The Umbrellas of Cherbourg (1964)
Written & Directed by Jacques Demy
Masterpieces don’t happen all the time. Sometimes they happen, and people don’t realize they are looking at one. Other times, they know right away when they see it. The Umbrellas of Cherbourg is a true masterpiece of filmmaking. The script alone is a perfect plot, no fat; everything moves the characters forward, whether getting closer to their goals or having it complicated. There’s not a single second of wasted time on the screen, which says a lot for a film that is also spilling over with style. Oh yes, and every word in the movie is sung, starting with an exchange between a mechanic and a customer talking about the status of a car. Damien Chazelle boldly claimed this is “the best film ever made.” But is it?
Genevieve (Catherine Deneuve) is a seventeen-year-old girl living & working in the coastal city of Cherbourg. She’s employed by her mother, Madame Emery (Anne Vernon), at the family umbrella store. Genevieve is madly in love with Guy (Nino Castelnuovo), who shares her sentiments. He’s in his early 20s, caring for his sick aunt and working as an auto mechanic. Guy dreams of opening his own petrol station one day, marrying Genevieve, and settling down. Life certainly seems to be headed that way. Unfortunately, Guy is drafted to serve in the Algerian War, which means he’ll be away for two years. They depart in tears, and Genevieve learns that she’s pregnant soon after. Madame Emery encourages her daughter to be sensible with her future and offers up Roland (Marc Michel), a young wealthy Parisian jeweler. Oh, he’s also the same character and actor that were the protagonist in Demy’s Lola. Unlike most Hollywood love stories/musicals, this one isn’t going to end on the cheery note you might expect.
The musical as a type of cinema has been unfairly maligned as “lesser” art than a standard drama or even a cinematic comedy. I think this is incredibly unfair and speaks to latent misogyny among many film critics. The best critics love movie musicals, but a particular crowd looks down on them. Demy’s work is a solid counter-argument to this sentiment, and The Umbrellas of Cherbourg is chief among them. The emotional weight of this film is not softened by the singing; it’s enhanced. The plot here isn’t anything out of the ordinary; it’s a story of young love not going the way the lovers intended. It’s a story that plays out in our world every single day. Demy elevates that simple story through song and music into something epic and operatic. This might be the story of a couple that didn’t work out, but it feels as if it’s the most important story in the world.
At its release, Umbrellas was not seen as anything special. The French critics who adored the New Wave began a long tradition of rolling their eyes at Demy, dismissing his work. Even in the States, the movie was received as overly sentimental and lacking substance. If you can look past the bold, as Patton Oswalt called it, “lickable” scenery, this is a painfully human story. We have two young people wholly devoted to each other, something I’m sure we can all relate to. But we also understand the mother’s perspective, seeing this as a relationship that cannot be sustained. The Algerian War intrusion reminded French filmgoers of a conflict that was painfully fresh in their history and of French colonization.

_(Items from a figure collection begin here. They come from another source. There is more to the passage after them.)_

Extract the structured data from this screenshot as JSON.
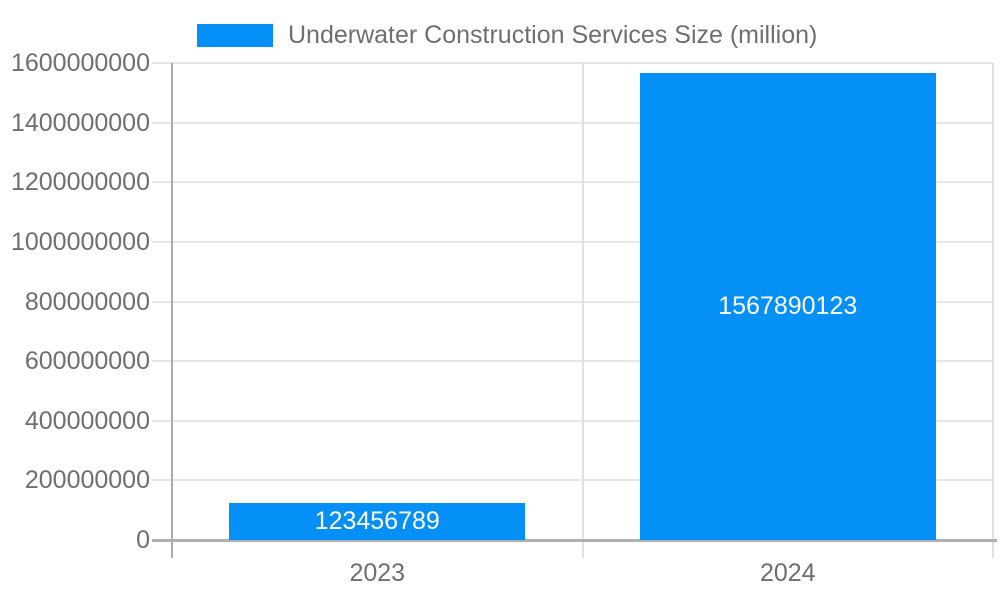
{
  "legend": {
    "label": "Underwater Construction Services Size (million)"
  },
  "colors": {
    "bar": "#0590f7",
    "gridline": "#e6e6e6",
    "category_line": "#e0e0e0",
    "y_axis_line": "#ababab",
    "x_axis_line": "#b0b0b0",
    "tick_text": "#6f6f6f",
    "value_text": "#ffffff",
    "background": "#ffffff"
  },
  "chart_data": {
    "type": "bar",
    "title": "",
    "categories": [
      "2023",
      "2024"
    ],
    "series": [
      {
        "name": "Underwater Construction Services Size (million)",
        "values": [
          123456789,
          1567890123
        ],
        "color": "#0590f7"
      }
    ],
    "value_labels": [
      "123456789",
      "1567890123"
    ],
    "xlabel": "",
    "ylabel": "",
    "ylim": [
      0,
      1600000000
    ],
    "ytick_values": [
      0,
      200000000,
      400000000,
      600000000,
      800000000,
      1000000000,
      1200000000,
      1400000000,
      1600000000
    ],
    "ytick_labels": [
      "0",
      "200000000",
      "400000000",
      "600000000",
      "800000000",
      "1000000000",
      "1200000000",
      "1400000000",
      "1600000000"
    ],
    "grid": true,
    "legend_position": "top",
    "value_label_position": "inside-center"
  }
}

There are also prominent issues of class all throughout the picture. Guy is working class, and we see this when he works as a mechanic in an oil-stained jumpsuit. Roland is a jeweler from Paris who wears nice suits and drives an expensive car. Guy rides a bike around the city. Genevieve accompanies him on that bike, but in her final scene in the picture, she’s driving an expensive car. Guy also steps up in society, becoming a gas station owner and no longer wearing that oil-stained jumpsuit. Despite moving up the economic ladder, there’s still a sense of loss. They end up adults living very different lives than they initially imagined. Their perceptions of love and eternal devotion are also transformed. As Guy prepares to leave on the train for the war, they sing about how they will love each other forever. That simply doesn’t happen. Neither of them is the bad guy; life didn’t follow the path they imagined in their youth.
Because people sing from start to finish, there are no overly elaborate musical numbers or set pieces. The production design is very loud and filled with psychedelic colors, but the people and their lives are incredibly typical and sedate. A sense of sophistication comes from letting the story play out realistically, without a need to deliver an ending that would ensure the audience stays happy. What’s going on is that Demy has allowed his characters to speak their passions out loud while still following a realistic narrative. This is a bit strange for people used to the tropes of Broadway and the movie musical. Beyond the singing, the film isn’t very heightened.
Despite the film conventions at work, Demy stays true to the emotions of being alive and in love. Umbrellas of Cherbourg is undoubtedly one of the best musicals ever made and one of the best films. I don’t know if I could get behind Chazelle’s bold declaration, but that’s because there is no “best movie ever made.” It’s whatever speaks truest to you. If you have been young & in love and felt the profound ache of heartbreak, this is a film that will speak to you. There are few movies like this, and so it deserves your attention.